You're looking at Less Wrong's discussion board. This includes all posts, including those that haven't been promoted to the front page yet. For more information, see About Less Wrong.

Omid comments on Stupid Questions March 2015 - Less Wrong Discussion

5 Post author: Gondolinian 03 March 2015 11:37PM

You are viewing a comment permalink. View the original post to see all comments and the full post content.

Comments (199)

You are viewing a single comment's thread. Show more comments above.

Comment author: sixes_and_sevens 05 March 2015 09:53:34AM *  7 points [-]

Let's make sure we're talking about cryptographic hashing functions.

Let's say I make a prediction that Barack Obama is a werewolf. I don't want anyone to know I've made this prediction, because otherwise the Secret Werewolf Police will come and eat me, but I do want to lord it over everyone after the fact.

I take the string "Barack Obama is a werewolf" and I put it through a hashing function, (for purposes of this example, the hashing function MD5). This produces the output 37ecb0a3164e6422bedc0f8db82e45ec. The original string about Barack Obama is not recoverable from this output, because MD5 is a lossy function, but anyone else putting that string through the MD5 hashing function will get the same output. The hash output is like a fingerprint for the original string.

So if I put 37ecb0a3164e6422bedc0f8db82e45ec in a public place a year before Barack Obama transforms into a werewolf on live television, after the fact I can give people the original string and they can verify it for themselves against the hash output.

I use a Chrome plugin for most tasks that involve basic encoding of text values. (If I'm honest, I mostly use it for rot13, and more exotic uses aren't that common). There are also online hash generators for different hashing functions. Some popular hashing functions for this purpose are MD5 and SHA1.

Does this answer your question?

Comment author: Omid 05 March 2015 04:10:32PM 1 point [-]

You understood my question better than I did. Thank you.

Is the following paragraph correct?:

If I had unlimited computing power, I could search for all the inputs that return 37ecb0a3164e6422bedc0f8db82e45ec from the MD5 function. Then I could search those inputs and see which ones are meaningful sentences in English, and then make an educated guess at what the message is. But in reality, it would take too much computing power to find even a single string that returns 37ecb0a3164e6422bedc0f8db82e45ec.

Comment author: sixes_and_sevens 05 March 2015 06:57:29PM 3 points [-]

It's not quite correct, but you've broadly got the thrust of it.

When two different inputs produce the same output from a hashing function, this is called a hash collision. Finding collisions in the SHA256 hashing function is part of how bitcoin mining works. It is very computationally expensive (which is kind of the point, re: bitcoin mining), but it's certainly tractable to find some input that generates the same output as another one.

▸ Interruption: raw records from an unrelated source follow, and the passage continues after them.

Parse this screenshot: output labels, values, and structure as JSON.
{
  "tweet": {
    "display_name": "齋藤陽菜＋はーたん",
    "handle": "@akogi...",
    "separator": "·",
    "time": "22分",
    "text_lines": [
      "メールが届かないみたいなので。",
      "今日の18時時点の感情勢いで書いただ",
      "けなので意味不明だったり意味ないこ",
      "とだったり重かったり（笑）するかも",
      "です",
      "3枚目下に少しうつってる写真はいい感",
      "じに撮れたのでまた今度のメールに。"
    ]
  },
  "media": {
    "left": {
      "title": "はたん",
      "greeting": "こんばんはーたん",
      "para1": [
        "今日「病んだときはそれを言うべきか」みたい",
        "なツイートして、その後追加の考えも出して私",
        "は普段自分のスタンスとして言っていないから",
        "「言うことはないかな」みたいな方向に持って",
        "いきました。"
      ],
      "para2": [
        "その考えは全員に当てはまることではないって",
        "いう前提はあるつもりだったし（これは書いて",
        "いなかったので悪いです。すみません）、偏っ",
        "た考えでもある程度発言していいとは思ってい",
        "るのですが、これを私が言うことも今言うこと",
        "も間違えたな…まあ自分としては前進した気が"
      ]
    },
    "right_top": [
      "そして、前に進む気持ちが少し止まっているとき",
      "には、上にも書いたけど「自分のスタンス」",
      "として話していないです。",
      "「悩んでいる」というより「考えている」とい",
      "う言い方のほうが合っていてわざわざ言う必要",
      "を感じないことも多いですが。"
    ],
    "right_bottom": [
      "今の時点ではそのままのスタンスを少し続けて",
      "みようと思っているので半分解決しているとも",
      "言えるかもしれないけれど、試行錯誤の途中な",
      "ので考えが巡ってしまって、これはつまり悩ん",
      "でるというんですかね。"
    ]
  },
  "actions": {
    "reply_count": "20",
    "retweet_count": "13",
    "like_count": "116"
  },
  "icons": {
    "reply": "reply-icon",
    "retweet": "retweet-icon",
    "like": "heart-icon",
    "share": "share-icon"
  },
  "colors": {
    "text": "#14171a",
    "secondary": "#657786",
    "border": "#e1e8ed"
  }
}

If you were to try and search the space of all possible inputs for MD5, you'd quickly(ish) find an input that collided with the Obama Werewolf input, but it'd be garbage. If you had some system for quickly and reliably generating comprehensible English sentences, and just searched that space, you'd probably find a comprehensible English sentence that collided with it, but it would almost certainly not be the Obama Werewolf sentence. It's worth noting that MD5 will take an input of any length, and the space of possible comprehensible English sentences of unbounded length is basically infinite.

For short snippets of text, it's hard to find two comprehensible English sentences that collide under MD5, but in the link gjm provides above, there's a method for forcing the MD5 hash of a PDF by exploiting how MD5 works. For this reason and others, if you're doing any cryptographic heavy lifting, you probably want to use something more robust than MD5.

Comment author: sketerpot 08 March 2015 05:45:34AM 0 points [-]

If you were to try and search the space of all possible inputs for MD5, you'd quickly(ish) find an input that collided with the Obama Werewolf input, but it'd be garbage.

Really? Last I checked, the best known preimage attack against MD5 was too slow to be practical. Finding collisions is drastically easier, though I don't know any method for doing it with arbitrary plain-text English sentences.